Rougeole, grippe, SRAS, MERS... chaque fois que l'on pense à une maladie infectieuse majeure, il s'agit probablement d'un agent pathogène aéroporté. Actuellement, le COVID-19 et la tuberculose sont les maladies infectieuses les plus mortelles au monde, et les deux maladies sont transmises par voie aérienne. Par conséquent, pour réduire le risque de propagation de maladies au sein de la population, il est primordial de développer des solutions capables d’éliminer les germes infectieux de l’air.
Des chercheurs espagnols se sont donc associés au fabricant espagnol de filtres à air Venfilter pour déterminer si un revêtement pulvérisé pourrait améliorer la résistance aux maladies des filtres à air disponibles dans le commerce.
L’équipe a essayé trois composés métalliques : l’oxyde d’argent, l’oxyde de cuivre et l’oxyde de zinc. Ils ont chacun créé un spray contenant des nanoparticules de ces composés et l'ont pulvérisé sur le filtre. Ils ont constaté que les sprays d’oxyde d’argent et d’oxyde de cuivre avaient une activité antivirale de plus de 99 %, le spray d’oxyde d’argent empêchant également complètement la croissance bactérienne dans les 24 heures suivant l’étude. Ils ont également constaté que le spray n'affectait pas la capacité du filtre à éliminer correctement les autres particules de l'air.
De manière plus encourageante, les auteurs ont constaté que les complexes AgO et CuO utilisés avaient une activité antivirale complète (supérieure à 99 %), l'extrait filtré AgO empêchant également complètement la croissance des bactéries cibles pendant la période d'incubation de 24 heures mesurée dans l'étude.

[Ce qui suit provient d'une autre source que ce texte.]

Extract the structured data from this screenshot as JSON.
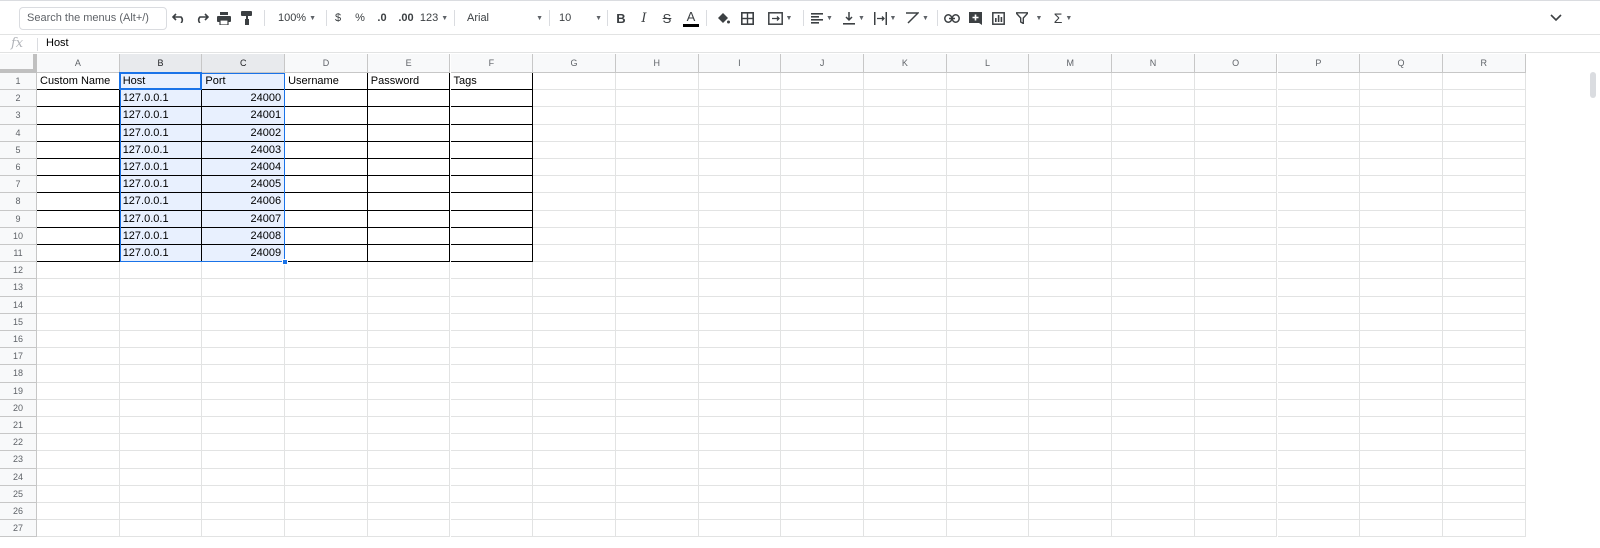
{
  "toolbar": {
    "search_placeholder": "Search the menus (Alt+/)",
    "zoom": "100%",
    "currency": "$",
    "percent": "%",
    "decimal_decrease": ".0",
    "decimal_increase": ".00",
    "number_format": "123",
    "font": "Arial",
    "font_size": "10",
    "bold": "B",
    "italic": "I",
    "strike": "S",
    "text_color": "A",
    "sum": "Σ",
    "icons": [
      "undo-icon",
      "redo-icon",
      "print-icon",
      "paint-format-icon",
      "fill-color-icon",
      "borders-icon",
      "merge-icon",
      "align-icon",
      "valign-icon",
      "wrap-icon",
      "rotate-icon",
      "link-icon",
      "comment-icon",
      "chart-icon",
      "filter-icon",
      "functions-icon",
      "collapse-icon"
    ]
  },
  "formula_bar": {
    "fx": "fx",
    "value": "Host"
  },
  "columns": [
    "A",
    "B",
    "C",
    "D",
    "E",
    "F",
    "G",
    "H",
    "I",
    "J",
    "K",
    "L",
    "M",
    "N",
    "O",
    "P",
    "Q",
    "R"
  ],
  "rows": [
    "1",
    "2",
    "3",
    "4",
    "5",
    "6",
    "7",
    "8",
    "9",
    "10",
    "11",
    "12",
    "13",
    "14",
    "15",
    "16",
    "17",
    "18",
    "19",
    "20",
    "21",
    "22",
    "23",
    "24",
    "25",
    "26",
    "27"
  ],
  "sheet": {
    "headers": [
      "Custom Name",
      "Host",
      "Port",
      "Username",
      "Password",
      "Tags"
    ],
    "data": [
      [
        "",
        "127.0.0.1",
        "24000",
        "",
        "",
        ""
      ],
      [
        "",
        "127.0.0.1",
        "24001",
        "",
        "",
        ""
      ],
      [
        "",
        "127.0.0.1",
        "24002",
        "",
        "",
        ""
      ],
      [
        "",
        "127.0.0.1",
        "24003",
        "",
        "",
        ""
      ],
      [
        "",
        "127.0.0.1",
        "24004",
        "",
        "",
        ""
      ],
      [
        "",
        "127.0.0.1",
        "24005",
        "",
        "",
        ""
      ],
      [
        "",
        "127.0.0.1",
        "24006",
        "",
        "",
        ""
      ],
      [
        "",
        "127.0.0.1",
        "24007",
        "",
        "",
        ""
      ],
      [
        "",
        "127.0.0.1",
        "24008",
        "",
        "",
        ""
      ],
      [
        "",
        "127.0.0.1",
        "24009",
        "",
        "",
        ""
      ]
    ]
  },
  "colors": {
    "selection": "#1a73e8",
    "selection_fill": "#e8f0fe"
  }
}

Les chercheurs pensent que le revêtement pourrait être efficace contre une variété d’agents pathogènes aéroportés, mais dans cette étude, ils se sont concentrés sur deux en particulier : Streptococcus pneumoniae et Pseudomonas aeruginosa.

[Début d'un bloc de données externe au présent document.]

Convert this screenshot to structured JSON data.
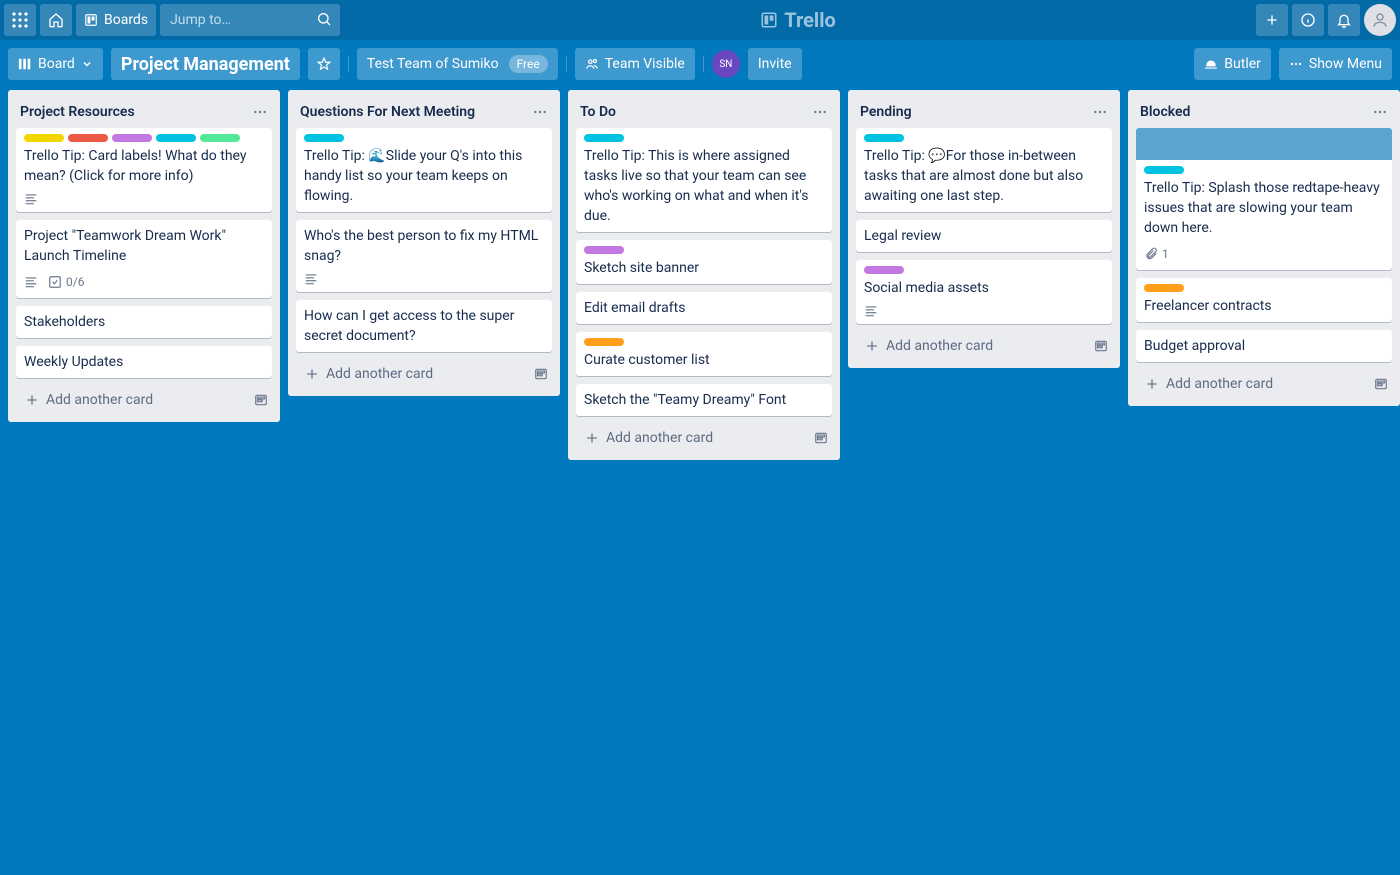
{
  "topbar": {
    "apps_title": "Apps",
    "home_title": "Home",
    "boards_label": "Boards",
    "search_placeholder": "Jump to…",
    "brand": "Trello",
    "create": "Create",
    "info": "Info",
    "notifications": "Notifications"
  },
  "board_header": {
    "board_button": "Board",
    "title": "Project Management",
    "team": "Test Team of Sumiko",
    "free": "Free",
    "visibility": "Team Visible",
    "member_initials": "SN",
    "invite": "Invite",
    "butler": "Butler",
    "show_menu": "Show Menu"
  },
  "lists": [
    {
      "title": "Project Resources",
      "cards": [
        {
          "labels": [
            "#f2d600",
            "#eb5a46",
            "#c377e0",
            "#00c2e0",
            "#51e898"
          ],
          "text": "Trello Tip: Card labels! What do they mean? (Click for more info)",
          "desc": true
        },
        {
          "text": "Project \"Teamwork Dream Work\" Launch Timeline",
          "desc": true,
          "checklist": "0/6"
        },
        {
          "text": "Stakeholders"
        },
        {
          "text": "Weekly Updates"
        }
      ],
      "add": "Add another card"
    },
    {
      "title": "Questions For Next Meeting",
      "cards": [
        {
          "labels": [
            "#00c2e0"
          ],
          "text": "Trello Tip: 🌊Slide your Q's into this handy list so your team keeps on flowing."
        },
        {
          "text": "Who's the best person to fix my HTML snag?",
          "desc": true
        },
        {
          "text": "How can I get access to the super secret document?"
        }
      ],
      "add": "Add another card"
    },
    {
      "title": "To Do",
      "cards": [
        {
          "labels": [
            "#00c2e0"
          ],
          "text": "Trello Tip: This is where assigned tasks live so that your team can see who's working on what and when it's due."
        },
        {
          "labels": [
            "#c377e0"
          ],
          "text": "Sketch site banner"
        },
        {
          "text": "Edit email drafts"
        },
        {
          "labels": [
            "#ff9f1a"
          ],
          "text": "Curate customer list"
        },
        {
          "text": "Sketch the \"Teamy Dreamy\" Font"
        }
      ],
      "add": "Add another card"
    },
    {
      "title": "Pending",
      "cards": [
        {
          "labels": [
            "#00c2e0"
          ],
          "text": "Trello Tip: 💬For those in-between tasks that are almost done but also awaiting one last step."
        },
        {
          "text": "Legal review"
        },
        {
          "labels": [
            "#c377e0"
          ],
          "text": "Social media assets",
          "desc": true
        }
      ],
      "add": "Add another card"
    },
    {
      "title": "Blocked",
      "cards": [
        {
          "cover": true,
          "labels": [
            "#00c2e0"
          ],
          "text": "Trello Tip: Splash those redtape-heavy issues that are slowing your team down here.",
          "attachments": "1"
        },
        {
          "labels": [
            "#ff9f1a"
          ],
          "text": "Freelancer contracts"
        },
        {
          "text": "Budget approval"
        }
      ],
      "add": "Add another card"
    }
  ]
}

"Diplococcus pneumoniae et Pseudomonas aeruginosa sont considérés comme l'un des cinq principaux agents pathogènes bactériens causant la mort dans le monde", a déclaré la co-auteure de l'étude, Mónica Echeverry-Rendón. "Streptococcus pneumoniae est un agent causal majeur de la pneumonie bactérienne communautaire, de l'otite moyenne aiguë chez les enfants et de la méningite non épidémique. Pseudomonas aeruginosa est souvent associé à des exacerbations récurrentes d'infections chroniques chez les patients atteints de mucoviscidose et de bronchectasie."
Nous avons constaté les effets antiviraux des oxydes métalliques présents dans le verre bioactif et les procédures activées par la chaleur conçues pour perturber les biofilms, ainsi qu'une feuille activée par la lumière utilisée pour améliorer l'efficacité des filtres à air HEPA dans la destruction des bactéries nocives. Comme pour ces technologies avancées, les nouveaux revêtements par pulvérisation nécessitent un développement plus approfondi avant de pouvoir être utilisés commercialement.
"Même si les réalisations réalisées jusqu'à présent sont significatives au niveau scientifique, il reste encore un long chemin à parcourir avant la commercialisation au niveau industriel", a déclaré Echeverry-Rendón. "Différents aspects doivent être pris en compte dans les travaux futurs et les tests supplémentaires... pour permettre une caractérisation complète de l'effet de revêtement et des performances du filtre au fil du temps à l'aide de prototypes de filtres grandeur nature dotés de cadres d'étanchéité."
La recherche actuelle est publiée dans la revue Chemistry and Physics of Materials.